New SysAdmin Tips

My answer to a great question over at serverfault.

First off, find your logs. Most Linux distros log to /var/log/messages, although I've seen a couple log to /var/log/syslog. If something is wrong, most likely there will be some relevant information in the logs. Also, if you are dealing with email at all, don't forget /var/log/mail. Double-check your applications, find out if any of them log somewhere ridiculous, outside of syslog.

Brush up on your vi skills. Nano might be what all the cool kids are using these days, but experience has taught me that vi is the only text editor that is guaranteed to be on the system. Once you get used to the keyboard shortcuts, and start creating your own triggers, vi will be like second nature to you.

Read the man page, and then run the following commands on each machine, and copy the results into your documentation:

cat /etc/*release*
cat /etc/hosts
cat /etc/resolv.conf
cat /etc/nsswitch
df -h
ifconfig -a
free -m
crontab -l
ls /etc/cron.d
echo $SHELL

That will serve as the beginnings of your documentation. Those commands let you know your environment, and can help narrow down problems later on.

Grep through your logs and search for "error" or "failed". That will give you an idea of what's not working as it should. Your users will give you their opinion on whats wrong, listen closely to what they have to say. They don't understand the system, but they see it in a different way than you do.

When you have a problem, check things in this order:

  1. Disk Space (df -h): Linux, and some apps that run on Linux, do some very strange things when disk space runs out. It may seem unrelated, until you check and find a filesystem 100% full.

  2. Top: Top will let you know if you've got some process that's stuck out there eating up all of your available CPU cycles. Nothing should consume 99% CPU for any extended period of time. If its a legitimate process, it should probably fluctuate up and down. While you are in top, check...

  3. System Load: The system load should normally be below 3 on a standard server or workstation. The system load is based on CPU, memory, and I/O.

  4. Memory (free -m): RAM use in Linux is a little different. It's not uncommon to see a server with nearly all of its RAM used up. Don't Panic, if you see this, it's mostly just cache, and will be cleared out as needed. However, pay close attention to the amount of swap in use. If possible, keep this as close to zero as you can. Insufficient memory can lead to all kinds of performance problems.

  5. Logs: Go back to your logs, run tail -500 /var/log/messages | more and start reading through and seeing what's been going on. Hopefully, the logs will be able to point you in the direction you need to go next.

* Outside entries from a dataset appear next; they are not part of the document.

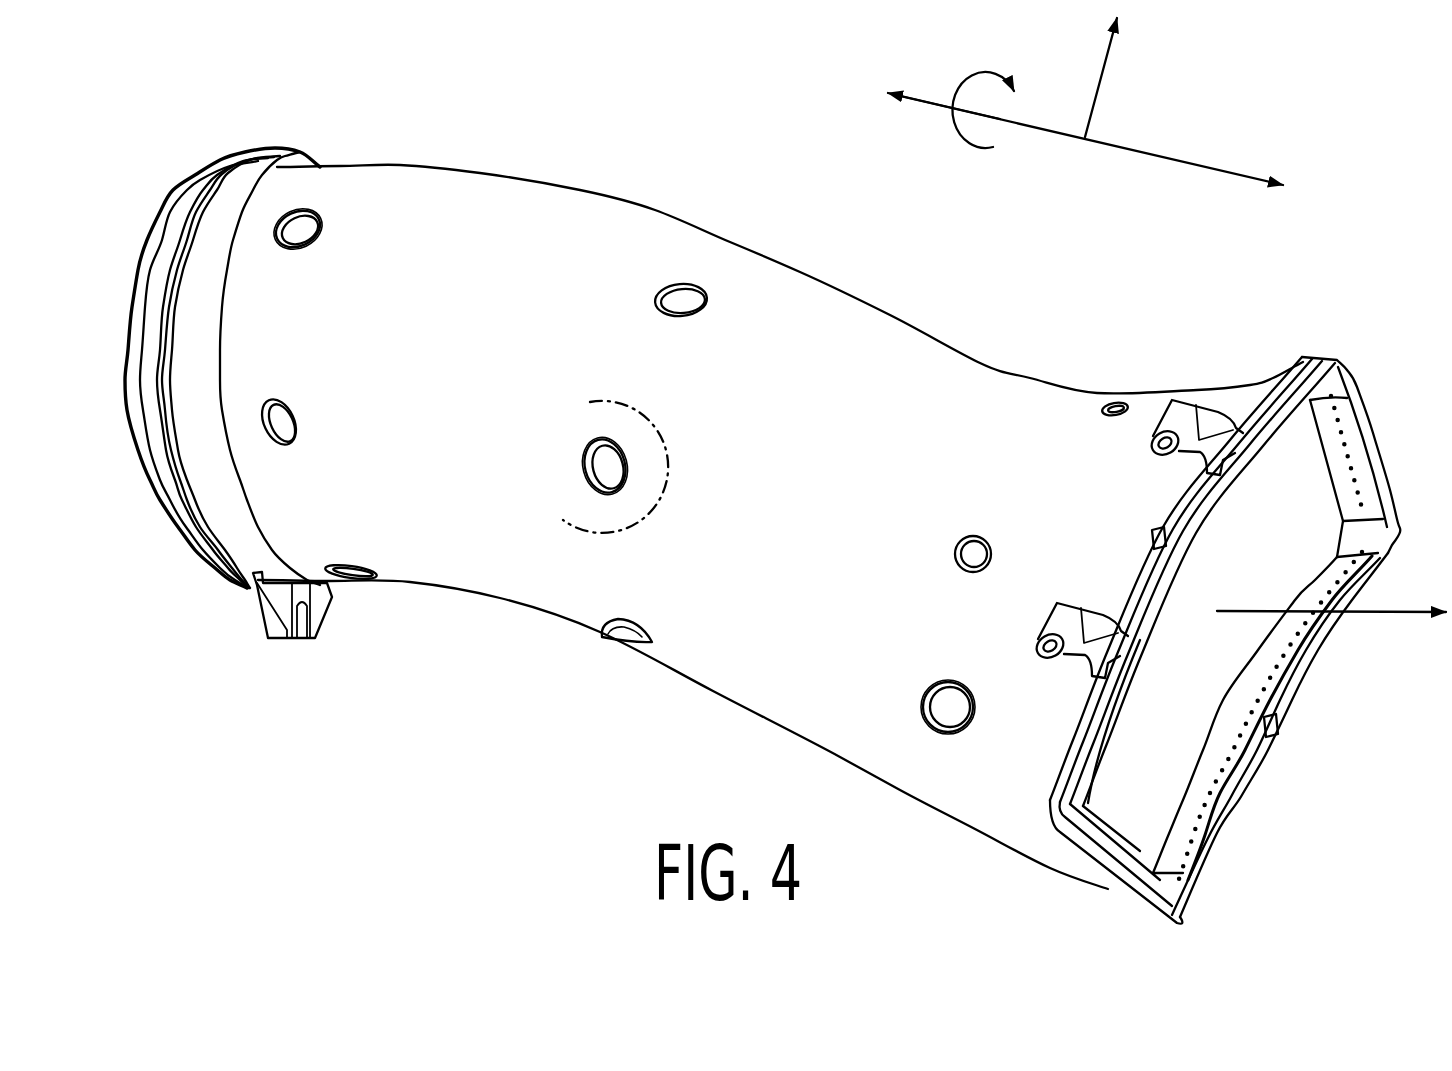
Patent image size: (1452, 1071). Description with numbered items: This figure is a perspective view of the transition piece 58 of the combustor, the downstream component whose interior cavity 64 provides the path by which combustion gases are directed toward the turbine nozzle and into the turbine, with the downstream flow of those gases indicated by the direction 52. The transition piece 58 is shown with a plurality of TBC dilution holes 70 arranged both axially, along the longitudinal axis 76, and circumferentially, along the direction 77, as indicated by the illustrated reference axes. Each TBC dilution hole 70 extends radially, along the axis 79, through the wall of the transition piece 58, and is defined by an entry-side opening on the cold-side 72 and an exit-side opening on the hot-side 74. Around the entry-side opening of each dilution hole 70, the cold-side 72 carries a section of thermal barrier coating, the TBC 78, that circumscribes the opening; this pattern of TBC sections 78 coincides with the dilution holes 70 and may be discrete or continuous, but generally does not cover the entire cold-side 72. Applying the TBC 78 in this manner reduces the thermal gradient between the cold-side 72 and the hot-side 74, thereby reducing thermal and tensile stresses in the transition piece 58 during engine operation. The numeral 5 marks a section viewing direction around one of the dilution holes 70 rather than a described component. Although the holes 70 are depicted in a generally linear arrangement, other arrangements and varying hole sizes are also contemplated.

The transition piece 58 is at (782, 192).
The TBC dilution holes 70 is at (300, 230).
The cold-side 72 is at (873, 350).
The TBC section 78 is at (284, 256).
The section view direction 5 is at (584, 403).
The circumferential direction 77 is at (957, 82).
The longitudinal axis 76 is at (1187, 163).
The radial axis 79 is at (1105, 88).
The interior cavity 64 is at (1257, 538).
The hot-side 74 is at (1145, 798).
The downstream direction 52 is at (1380, 614).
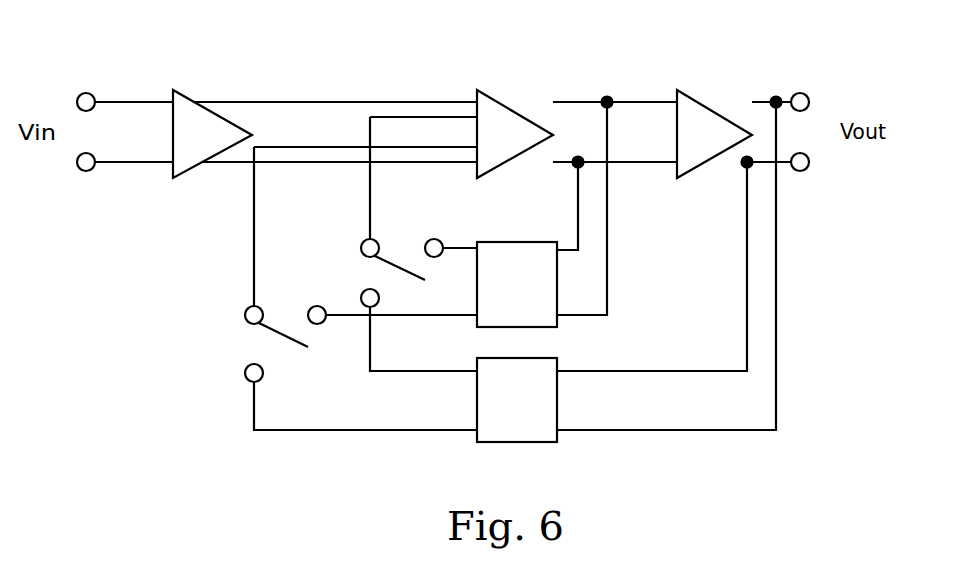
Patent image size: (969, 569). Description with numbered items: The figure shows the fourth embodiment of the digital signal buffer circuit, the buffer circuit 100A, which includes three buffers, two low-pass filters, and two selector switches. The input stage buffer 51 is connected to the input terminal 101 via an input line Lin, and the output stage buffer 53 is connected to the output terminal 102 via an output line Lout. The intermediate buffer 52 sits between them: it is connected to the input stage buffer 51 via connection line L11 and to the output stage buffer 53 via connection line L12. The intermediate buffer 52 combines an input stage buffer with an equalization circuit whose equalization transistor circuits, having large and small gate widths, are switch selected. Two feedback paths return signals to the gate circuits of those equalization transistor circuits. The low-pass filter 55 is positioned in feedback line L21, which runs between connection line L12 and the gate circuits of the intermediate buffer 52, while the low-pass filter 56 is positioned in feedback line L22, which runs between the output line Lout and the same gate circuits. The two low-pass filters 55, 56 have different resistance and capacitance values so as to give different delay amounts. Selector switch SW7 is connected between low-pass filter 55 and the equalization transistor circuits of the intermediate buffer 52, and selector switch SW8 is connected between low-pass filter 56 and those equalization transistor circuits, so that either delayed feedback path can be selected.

The input terminal 101 is at (81, 93).
The output terminal 102 is at (806, 93).
The input stage buffer 51 is at (178, 92).
The intermediate buffer 52 is at (478, 92).
The output stage buffer 53 is at (680, 92).
The low-pass filter 55 is at (490, 242).
The low-pass filter 56 is at (518, 358).
The buffer circuit 100A is at (536, 90).
The connection line L11 is at (355, 100).
The connection line L12 is at (628, 100).
The feedback line L21 is at (592, 233).
The feedback line L22 is at (630, 371).
The input line Lin is at (130, 164).
The output line Lout is at (755, 98).
The selector switch SW7 is at (419, 292).
The selector switch SW8 is at (337, 344).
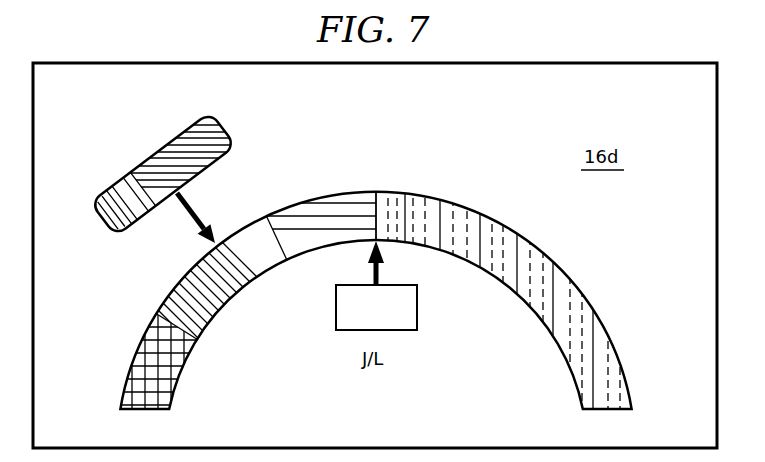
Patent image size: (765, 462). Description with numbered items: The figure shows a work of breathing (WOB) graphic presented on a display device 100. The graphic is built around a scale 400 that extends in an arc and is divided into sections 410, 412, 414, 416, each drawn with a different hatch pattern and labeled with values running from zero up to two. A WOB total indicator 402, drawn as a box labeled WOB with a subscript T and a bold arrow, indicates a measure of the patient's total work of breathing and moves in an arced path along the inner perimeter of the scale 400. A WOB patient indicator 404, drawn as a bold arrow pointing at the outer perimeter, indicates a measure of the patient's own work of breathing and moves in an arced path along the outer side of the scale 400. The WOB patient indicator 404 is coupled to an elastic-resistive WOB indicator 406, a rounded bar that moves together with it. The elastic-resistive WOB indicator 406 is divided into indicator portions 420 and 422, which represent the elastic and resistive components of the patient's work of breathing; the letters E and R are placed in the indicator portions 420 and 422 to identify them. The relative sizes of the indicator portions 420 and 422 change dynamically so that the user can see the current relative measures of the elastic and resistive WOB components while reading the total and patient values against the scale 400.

The display device 100 is at (547, 56).
The scale 400 is at (469, 177).
The WOB total indicator 402 is at (417, 305).
The WOB patient indicator 404 is at (180, 207).
The elastic-resistive WOB indicator 406 is at (176, 150).
The scale section 410 is at (137, 358).
The scale section 412 is at (222, 293).
The scale section 414 is at (352, 200).
The scale section 416 is at (573, 283).
The indicator portion 420 is at (113, 183).
The indicator portion 422 is at (190, 132).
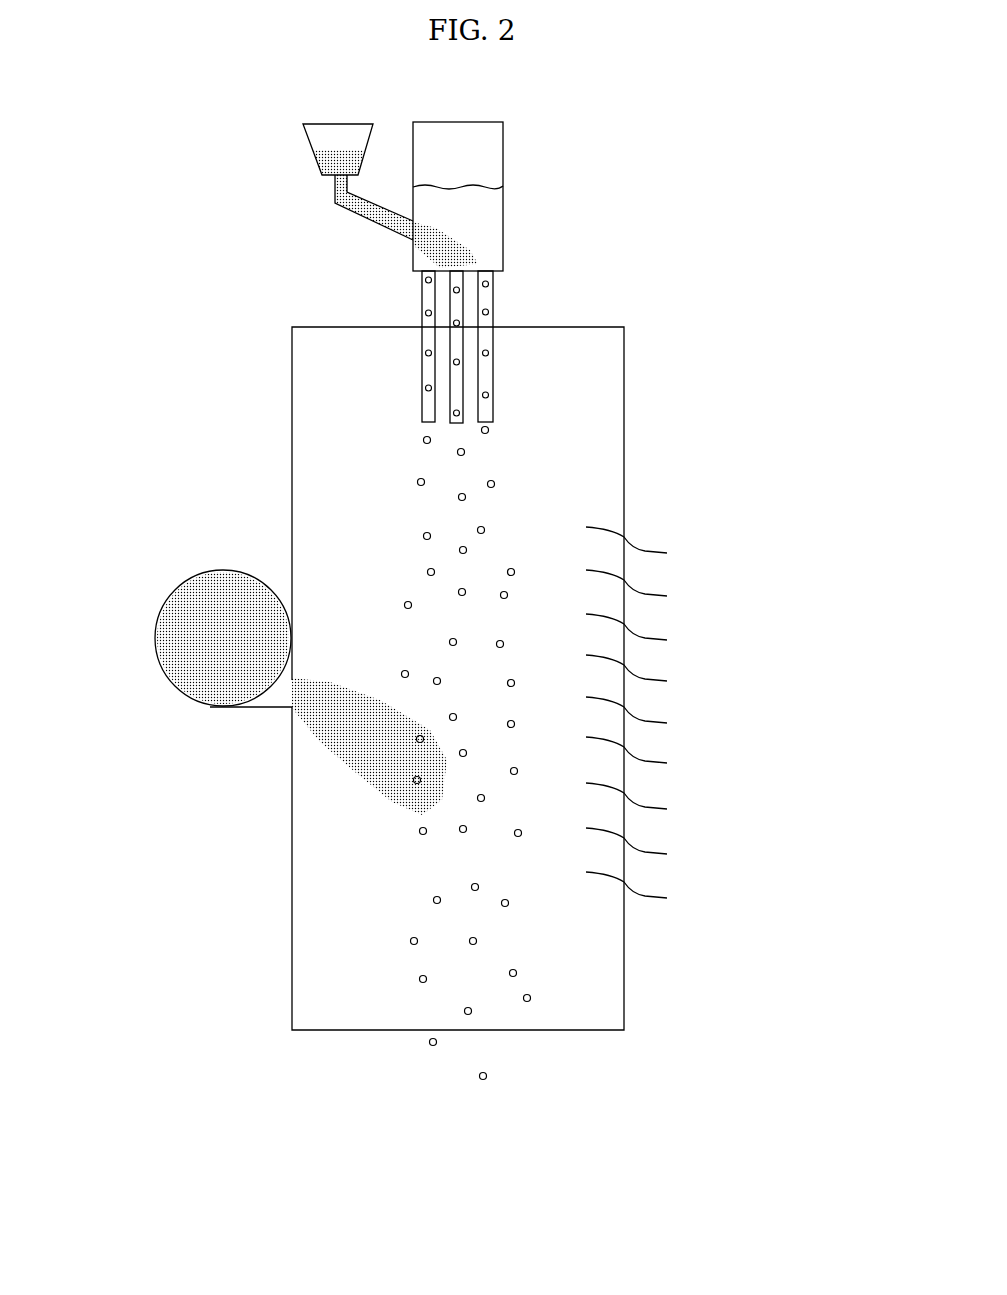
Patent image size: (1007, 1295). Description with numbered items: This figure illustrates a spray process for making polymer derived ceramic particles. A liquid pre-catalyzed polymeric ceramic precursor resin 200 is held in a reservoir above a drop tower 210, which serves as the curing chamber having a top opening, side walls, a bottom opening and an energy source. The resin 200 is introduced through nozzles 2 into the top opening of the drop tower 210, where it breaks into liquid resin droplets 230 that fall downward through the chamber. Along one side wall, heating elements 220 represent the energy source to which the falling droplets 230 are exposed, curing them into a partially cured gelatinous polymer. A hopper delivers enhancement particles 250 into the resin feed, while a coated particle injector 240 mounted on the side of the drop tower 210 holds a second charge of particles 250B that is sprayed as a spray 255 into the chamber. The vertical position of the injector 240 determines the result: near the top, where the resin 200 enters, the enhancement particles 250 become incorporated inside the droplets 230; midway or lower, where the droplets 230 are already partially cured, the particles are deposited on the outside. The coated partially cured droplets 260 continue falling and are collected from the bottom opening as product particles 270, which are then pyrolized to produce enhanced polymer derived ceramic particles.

The nozzles 2 is at (493, 310).
The liquid resin 200 is at (467, 183).
The drop tower 210 is at (282, 378).
The heating elements 220 is at (680, 632).
The liquid resin droplets 230 is at (500, 478).
The coated particle injector 240 is at (180, 570).
The enhancement particles 250 is at (338, 133).
The feed material 250B is at (215, 663).
The spray 255 is at (390, 722).
The coated particles 260 is at (523, 973).
The product particle 270 is at (493, 1083).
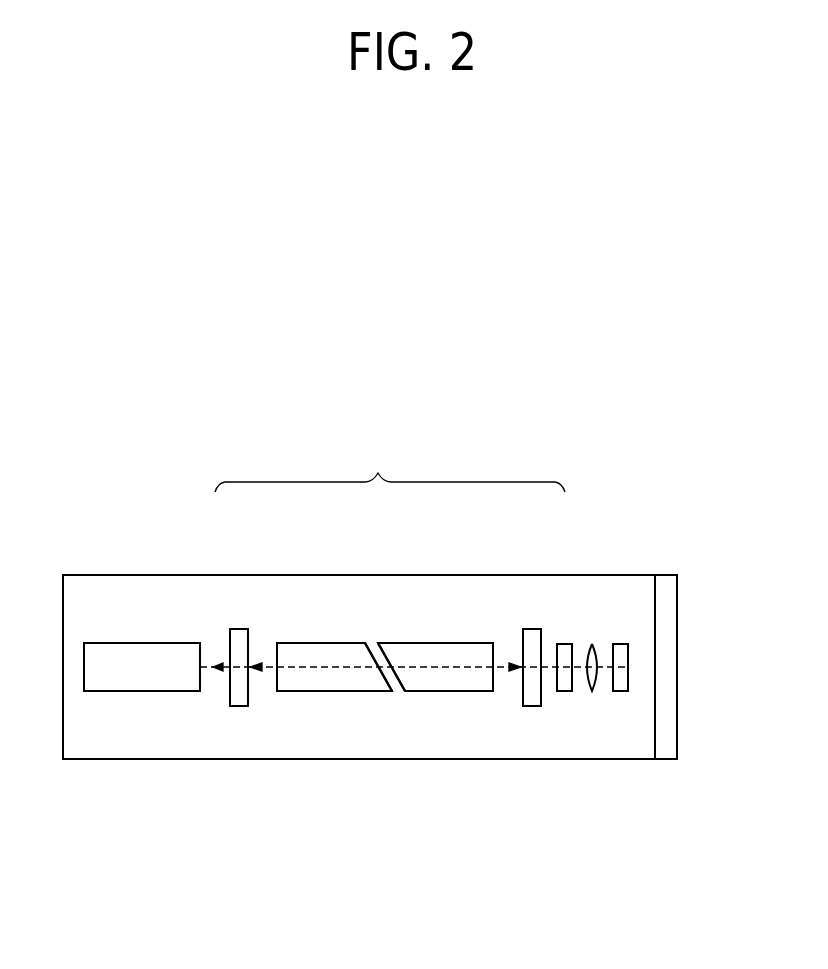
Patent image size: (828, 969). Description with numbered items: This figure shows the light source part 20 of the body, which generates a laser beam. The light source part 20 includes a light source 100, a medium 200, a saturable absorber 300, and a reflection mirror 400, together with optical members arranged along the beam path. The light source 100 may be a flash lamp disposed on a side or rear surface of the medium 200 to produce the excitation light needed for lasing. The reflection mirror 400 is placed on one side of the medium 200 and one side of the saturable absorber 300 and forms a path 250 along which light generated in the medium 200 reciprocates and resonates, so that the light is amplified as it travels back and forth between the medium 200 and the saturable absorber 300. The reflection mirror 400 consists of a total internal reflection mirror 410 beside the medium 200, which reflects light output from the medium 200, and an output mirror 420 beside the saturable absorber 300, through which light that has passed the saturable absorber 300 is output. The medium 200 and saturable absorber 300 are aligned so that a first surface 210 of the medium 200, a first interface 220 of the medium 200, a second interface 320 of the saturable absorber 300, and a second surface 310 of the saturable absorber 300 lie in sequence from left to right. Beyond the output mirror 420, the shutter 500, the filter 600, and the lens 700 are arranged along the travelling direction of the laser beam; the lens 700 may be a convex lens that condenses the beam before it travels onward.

The light source part 20 is at (428, 322).
The light source 100 is at (119, 643).
The medium 200 is at (300, 691).
The first surface 210 is at (275, 683).
The first interface 220 is at (383, 690).
The path 250 is at (327, 667).
The saturable absorber 300 is at (478, 691).
The second surface 310 is at (497, 689).
The second interface 320 is at (396, 690).
The reflection mirror 400 is at (390, 468).
The total internal reflection mirror 410 is at (238, 629).
The output mirror 420 is at (530, 629).
The shutter 500 is at (563, 644).
The filter 600 is at (592, 691).
The lens 700 is at (617, 644).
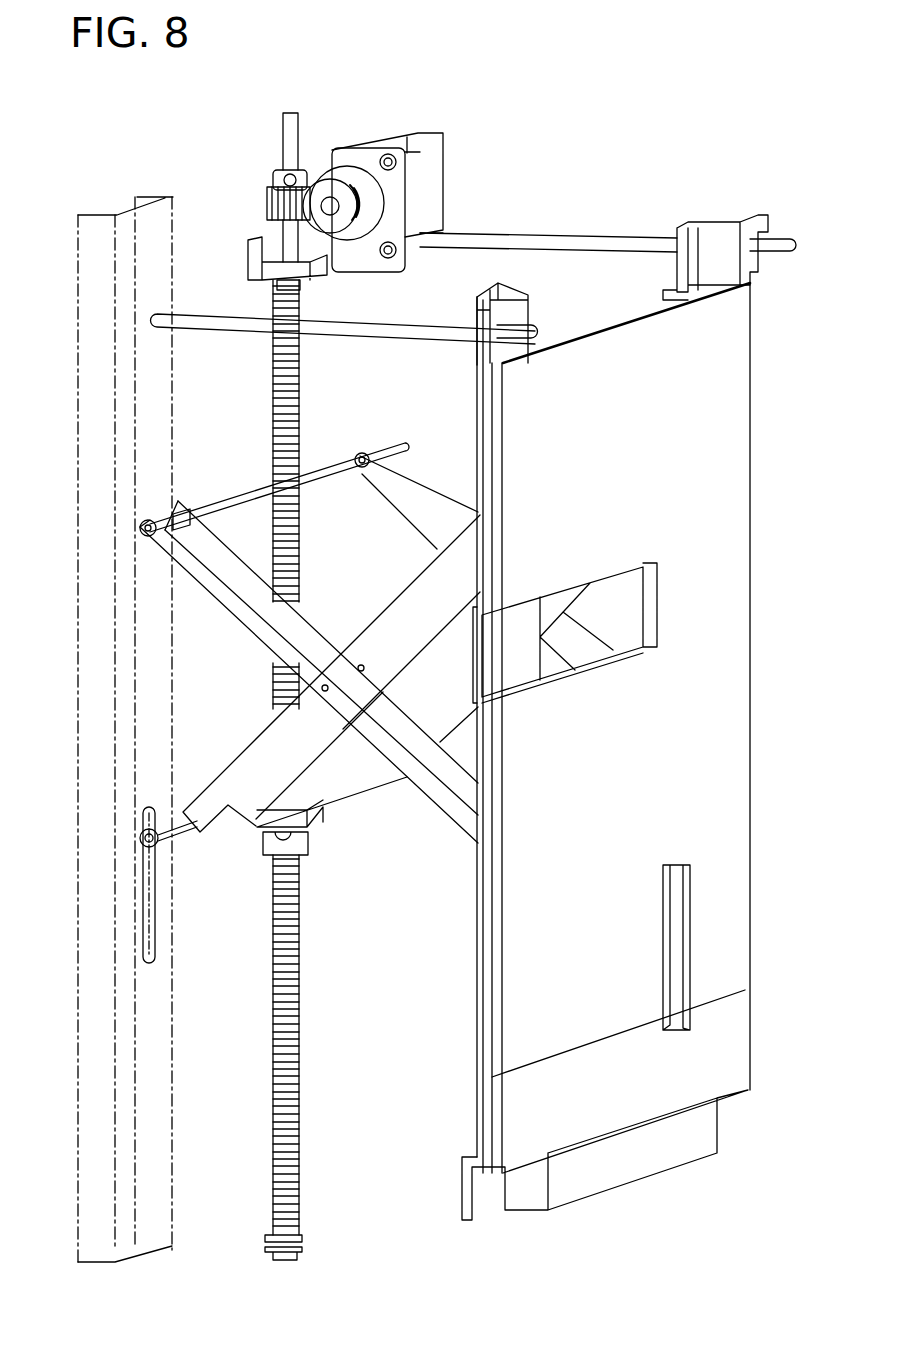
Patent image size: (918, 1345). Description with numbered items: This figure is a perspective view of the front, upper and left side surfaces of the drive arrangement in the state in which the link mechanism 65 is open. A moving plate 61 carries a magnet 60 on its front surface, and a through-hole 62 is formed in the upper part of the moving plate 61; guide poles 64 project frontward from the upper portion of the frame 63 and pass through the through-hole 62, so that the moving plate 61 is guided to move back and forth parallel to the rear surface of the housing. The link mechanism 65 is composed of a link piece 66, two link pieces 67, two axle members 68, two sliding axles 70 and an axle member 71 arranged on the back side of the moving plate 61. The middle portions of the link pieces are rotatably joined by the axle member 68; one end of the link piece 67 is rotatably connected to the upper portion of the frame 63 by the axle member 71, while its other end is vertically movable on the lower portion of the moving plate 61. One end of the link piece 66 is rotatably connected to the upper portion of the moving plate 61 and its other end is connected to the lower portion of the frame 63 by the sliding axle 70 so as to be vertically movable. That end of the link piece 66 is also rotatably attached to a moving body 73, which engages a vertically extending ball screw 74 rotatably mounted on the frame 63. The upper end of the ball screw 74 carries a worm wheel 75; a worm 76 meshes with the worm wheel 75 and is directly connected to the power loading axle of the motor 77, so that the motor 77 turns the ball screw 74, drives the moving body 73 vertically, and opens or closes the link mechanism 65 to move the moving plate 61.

The magnet 60 is at (730, 940).
The moving plate 61 is at (740, 1028).
The through-hole 62 is at (503, 363).
The frame 63 is at (88, 282).
The guide poles 64 is at (440, 320).
The link mechanism 65 is at (231, 636).
The link piece 66 is at (392, 612).
The link pieces 67 is at (428, 485).
The axle members 68 is at (325, 692).
The sliding axles 70 is at (178, 845).
The axle member 71 is at (232, 498).
The moving body 73 is at (312, 852).
The ball screw 74 is at (302, 380).
The worm wheel 75 is at (268, 198).
The worm 76 is at (340, 183).
The motor 77 is at (440, 170).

A well maintained Linux server can run for years without problems. We just shut one down that had been running for 748 days, and we only shut it down because we had migrated the application over to new hardware. Hopefully, this will help you get your feet wet, and get you off to a good start.

One last thing, always make a copy of a config file you intend to change, and always copy the line you are changing, and comment out the original, adding your reason for changing it. This will get you into the habit of documenting as you go, and may save your hide 9 months down the road.